## Is area a scalar or vector quantity – quora victaulic t gasket

A physical area can definitely be treated a vector because it can be oriented in different ways. If you don’t care about the direction, (like you assume you always know the orientation of a rug — flat on the floor) you can treat it as a scalar. But if, for example, you have a small loop that is a flow meter — it measures the amount of water passing through it per second — that area is clearly most conveniently treated as a vector. If you orient it so that the loop is perpendicular to the direction of flow, you get a big number — the flow. If you orient it so that the loop is parallel to the direction of flow, you get 0 since nothing passes through the loop. The amount you get at intermediate directions can easily be shown to be proportional to the sine of the angle between the normal to the loop and the direction of flow. This result is easily represented in terms of the math of vectors (a dot product).

The point to remember is that a physical area isn’t actually anything mathematical. It is what it is. We model it as a mathematical quantity when it has properties that look like that mathematical quantity. That allows us to think about a lot more characteristics of areas than just its magnitude.

That depends mostly on whether you are inside or outside of an integral. If you are inside an integral (in particular, a surface integral), then what you will be focusing on is an infinitesimal piece of your surface. In three dimensions, your local surface piece (which we will from here on assume to belong to a nice, i.e. smooth, surface) will have some sort of orientation which can be described by a normal vector. You can then construct a differential *area vector* whose length is equal to your infinitesimal surface’s area and whose direction is parallel to the unit normal vector. This vector then encodes both the magnitude and the direction of the surface.

If you are outside an integral, then what you are interested in is probably the *total area* of the surface. Because surfaces come in all different shapes, **total area** only really makes sense as a scalar. The reason the vector definition makes sense infinitesimally, then, is because all surfaces (at least the nice ones that we are considering) become planes if we zoom in enough and hence are all the same shape.

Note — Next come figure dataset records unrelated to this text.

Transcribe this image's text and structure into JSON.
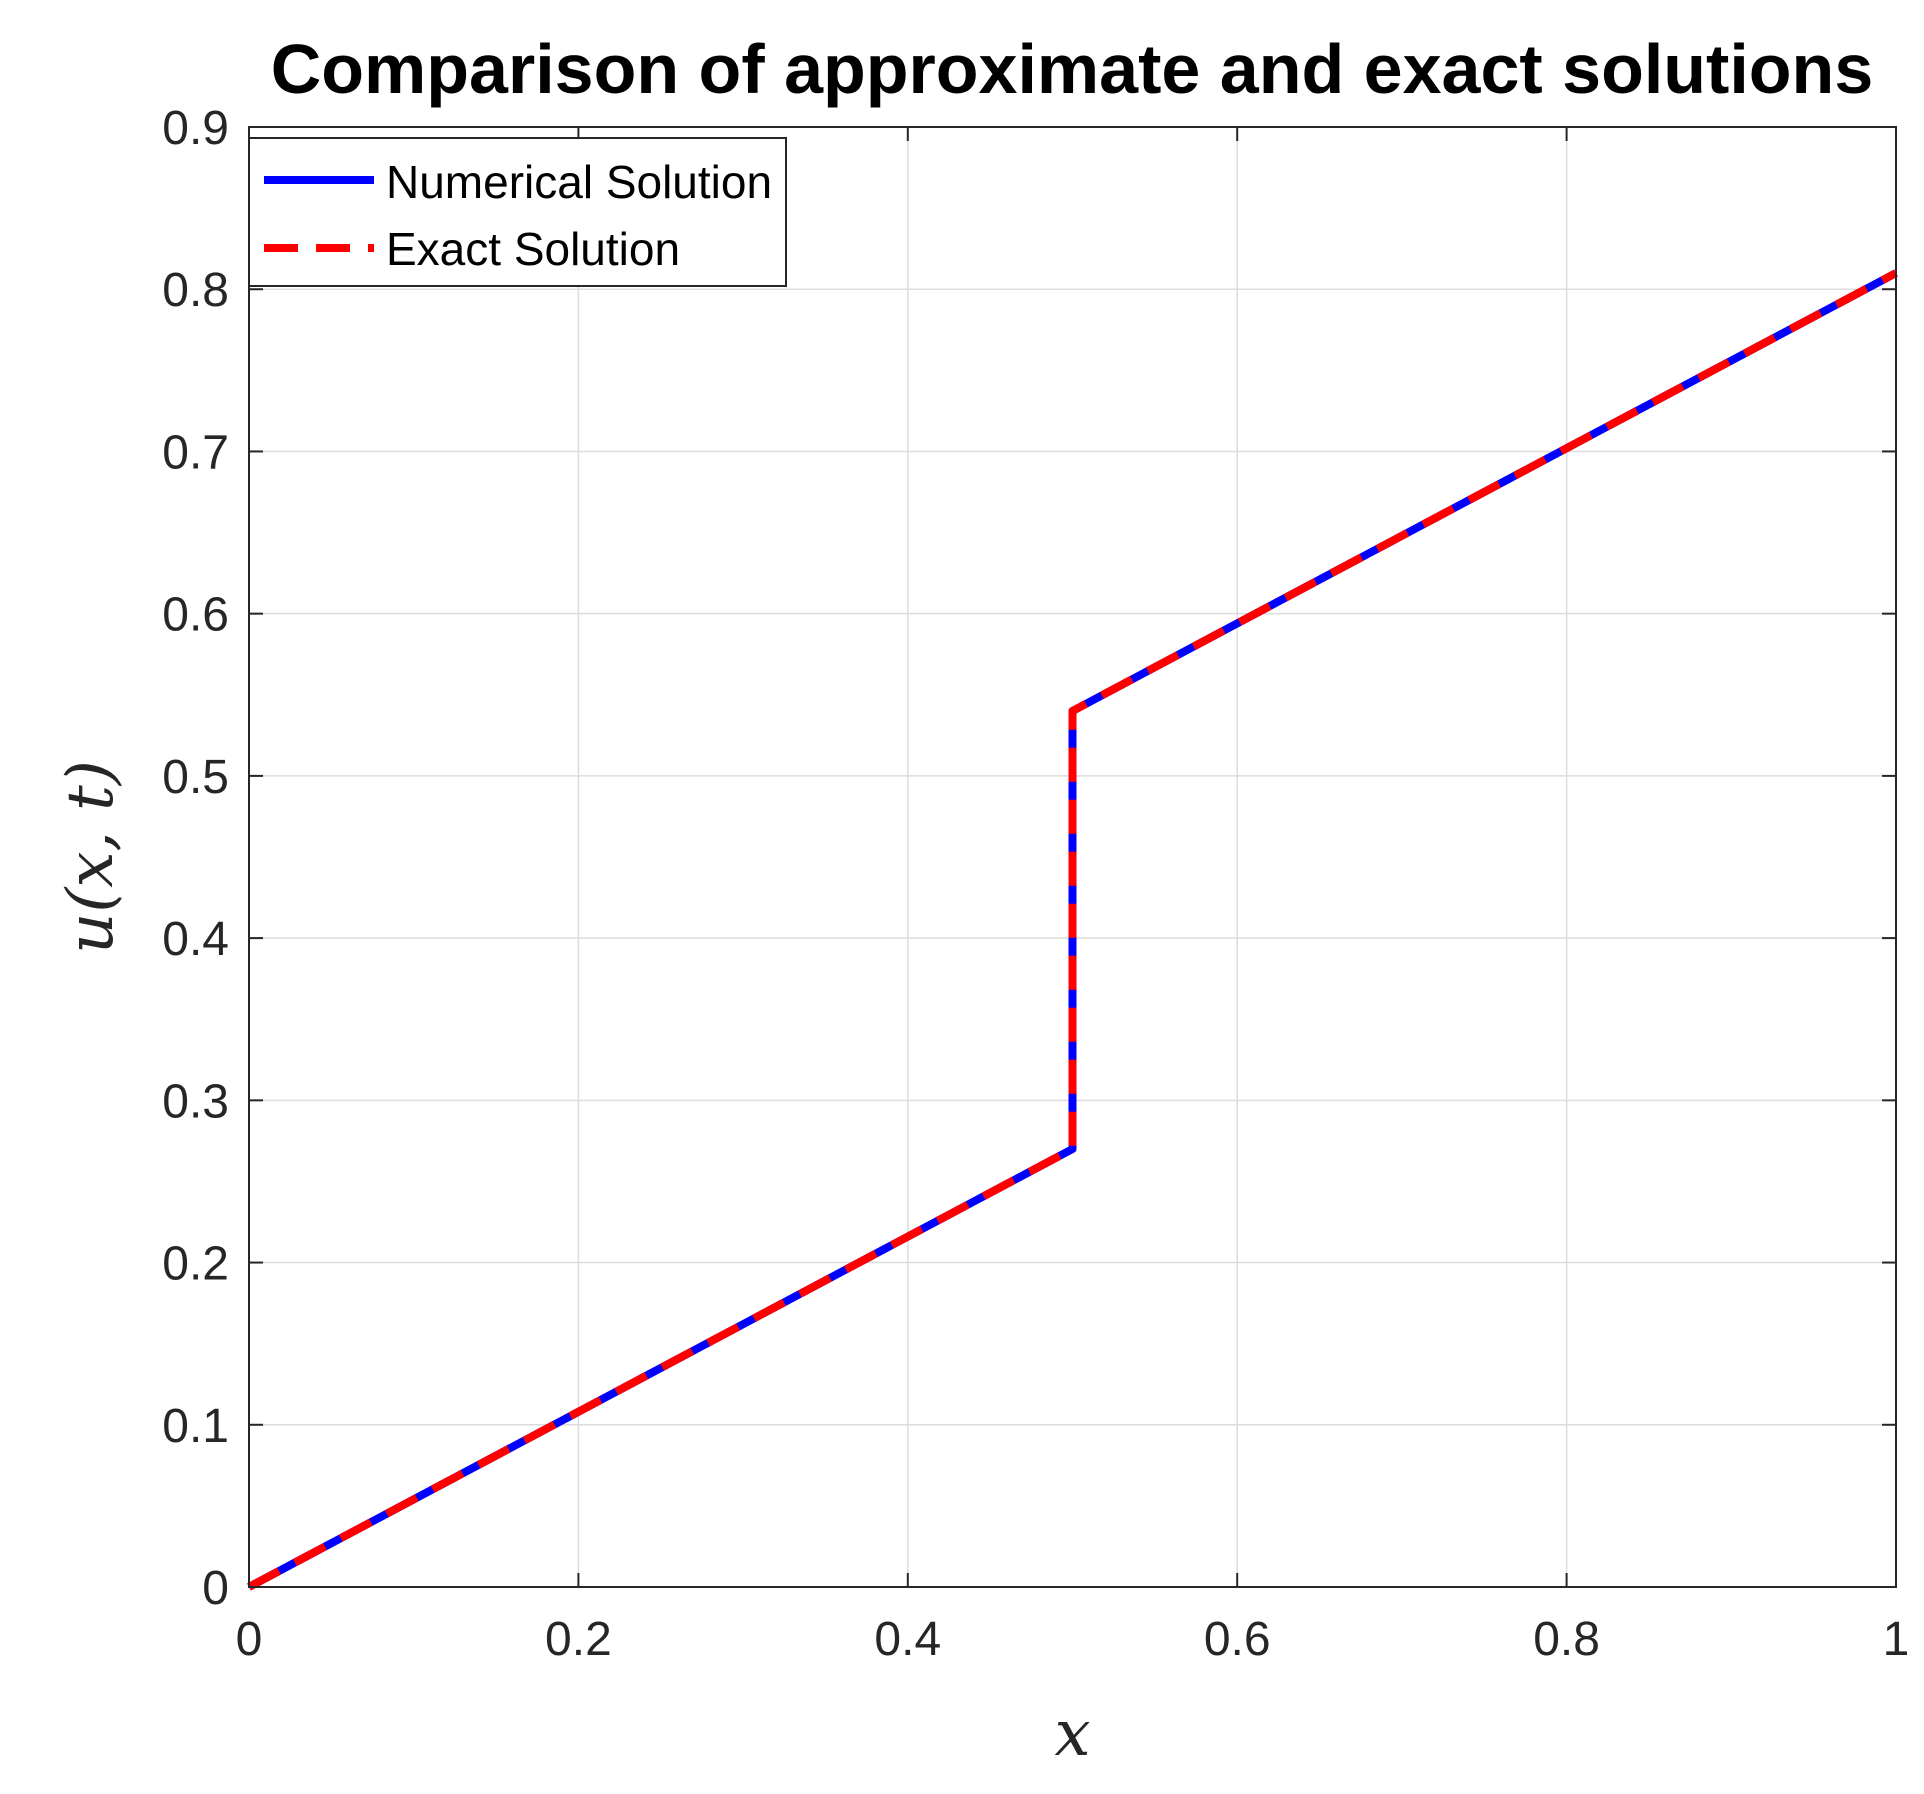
{
  "chart_data": {
    "type": "line",
    "title": "Comparison of approximate and exact solutions",
    "xlabel": "x",
    "ylabel": "u(x, t)",
    "xlim": [
      0,
      1
    ],
    "ylim": [
      0,
      0.9
    ],
    "xticks": [
      "0",
      "0.2",
      "0.4",
      "0.6",
      "0.8",
      "1"
    ],
    "yticks": [
      "0",
      "0.1",
      "0.2",
      "0.3",
      "0.4",
      "0.5",
      "0.6",
      "0.7",
      "0.8",
      "0.9"
    ],
    "grid": true,
    "legend_position": "top-left",
    "series": [
      {
        "name": "Numerical Solution",
        "color": "#0000ff",
        "style": "solid",
        "x": [
          0,
          0.5,
          0.5,
          1
        ],
        "y": [
          0,
          0.27,
          0.54,
          0.81
        ]
      },
      {
        "name": "Exact Solution",
        "color": "#ff0000",
        "style": "dashed",
        "x": [
          0,
          0.5,
          0.5,
          1
        ],
        "y": [
          0,
          0.27,
          0.54,
          0.81
        ]
      }
    ]
  }
}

So when is surface orientation important? Consider a flat surface in a constant __vector field__ (perhaps representing the flow of some fluid or of an electric field). What is the flux through the surface (i.e. how much fluid/electric field passes through the surface per unit time)? Well, that depends on how the surface is oriented. If the surface is parallel to the **vector field**, nothing is going to flow through it while at any other angle there will be some flux. If the surface is perpendicular to the *vector field*, then the flux will be maximized. If you treat your surface’s area as a vector as described previously, then the flux will be equal to the dot product between the *vector field* (which, because it is constant, we can treat as a single vector) and the area (which is also constant and hence can be treated as a single vector). In this example, as just mentioned, we can treat **total area** as a vector because the flux is constant across the surface but in general we will need to integrate over the whole surface in order to find the total flux.